At best, you can claim that the universe itself is a computer, and all fields/particles are the symbols that it is manipulating (the laws of physics being then part of the internal implementation, akin to microcode in a CPU).



> This is not true. Computing is a system where the physical hardware (the computer) is following rules that are explicitly encoded in itself - you can analyze the system and discover where and how the program it is following is encoded (as we did with DNA).

1) No. The rules are just physics. Electric signals going through physical material.

2) Why is this event relevant? I can say the same about water pipes in a sweage system . The way the water moves through pipes is encoded in the design and connections of the pipes. You can inspect it to figure out how it behaves.

I've yet to see a model of consciousness that does not imply that the sewage system is conscious.


> 1) No. The rules are just physics. Electric signals going through physical material.

This is the wrong level of abstraction. Sure, ultimately everything happening in the CPU is electrical, but still the rules controlling what is shown on the screen are encoded in the OS code. If you encoded the same program in a mechanical computer, you would get the same results. It's not the electrical rules that are important, it's the program.

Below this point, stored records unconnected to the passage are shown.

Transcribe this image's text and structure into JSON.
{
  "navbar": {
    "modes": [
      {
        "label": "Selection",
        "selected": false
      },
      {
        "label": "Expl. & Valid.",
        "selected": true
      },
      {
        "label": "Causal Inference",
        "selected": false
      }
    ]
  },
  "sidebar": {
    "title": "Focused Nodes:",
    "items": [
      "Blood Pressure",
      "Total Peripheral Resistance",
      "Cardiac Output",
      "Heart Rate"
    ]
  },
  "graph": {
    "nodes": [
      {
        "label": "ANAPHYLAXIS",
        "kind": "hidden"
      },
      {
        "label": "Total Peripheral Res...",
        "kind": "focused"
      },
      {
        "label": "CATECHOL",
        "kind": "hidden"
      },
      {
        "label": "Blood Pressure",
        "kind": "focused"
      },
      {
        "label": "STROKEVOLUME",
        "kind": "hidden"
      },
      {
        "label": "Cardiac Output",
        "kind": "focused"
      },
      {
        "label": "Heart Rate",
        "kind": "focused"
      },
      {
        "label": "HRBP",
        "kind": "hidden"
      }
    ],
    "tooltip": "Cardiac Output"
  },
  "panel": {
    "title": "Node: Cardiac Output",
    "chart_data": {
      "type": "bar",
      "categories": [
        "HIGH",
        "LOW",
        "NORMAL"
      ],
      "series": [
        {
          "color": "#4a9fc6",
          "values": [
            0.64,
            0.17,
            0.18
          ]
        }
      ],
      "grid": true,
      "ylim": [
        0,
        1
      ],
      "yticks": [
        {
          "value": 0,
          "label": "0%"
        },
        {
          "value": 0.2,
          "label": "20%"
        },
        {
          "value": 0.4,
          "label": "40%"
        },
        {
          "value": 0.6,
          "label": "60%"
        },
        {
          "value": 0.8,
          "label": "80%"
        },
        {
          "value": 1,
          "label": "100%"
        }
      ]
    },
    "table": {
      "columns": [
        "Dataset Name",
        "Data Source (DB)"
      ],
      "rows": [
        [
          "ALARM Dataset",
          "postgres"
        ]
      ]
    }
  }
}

> 2) Why is this event relevant? I can say the same about water pipes in a sweage system . The way the water moves through pipes is encoded in the design and connections of the pipes. You can inspect it to figure out how it behaves.

Yes, I believe you can say that this system is performing a computation. I'm not sure if you can make a Turing complete computer in this way (I'm not sure how you could encode an If), but for example you can definitely write a program (arrange some pipes) to do some basic arithmetic.

> I've yet to see a model of consciousness that does not imply that the sewage system is conscious.

The claim is "Consciousness is a computation", not "any kind of computation is a form of consciousness". So, there is no immediate contradiction between believing "my consciousness is a computational process" and "this pocket watch is not conscious". Just like I can beleieve that consciousness is a physical phenomenon without believing that rocks are conscious.


How do you know the rules of physics aren't encoded anywhere?

Clearly they have to be defined somewhere - or at least somehow - or they wouldn't be rules.

They may not defined anywhere we can access, never mind change. But that's a different problem.


Sure, we can't discount that possibility. But, as far as we know, the laws of physics are not encoded anywhere, they just exist in an abstract sense. This is similar to the axioms of, say, Euclidean geometry: they exist, but are not part of the system that they "govern", circles and squares don't contain the laws that define them.


You're paraphrasing the last paragraph of the parent.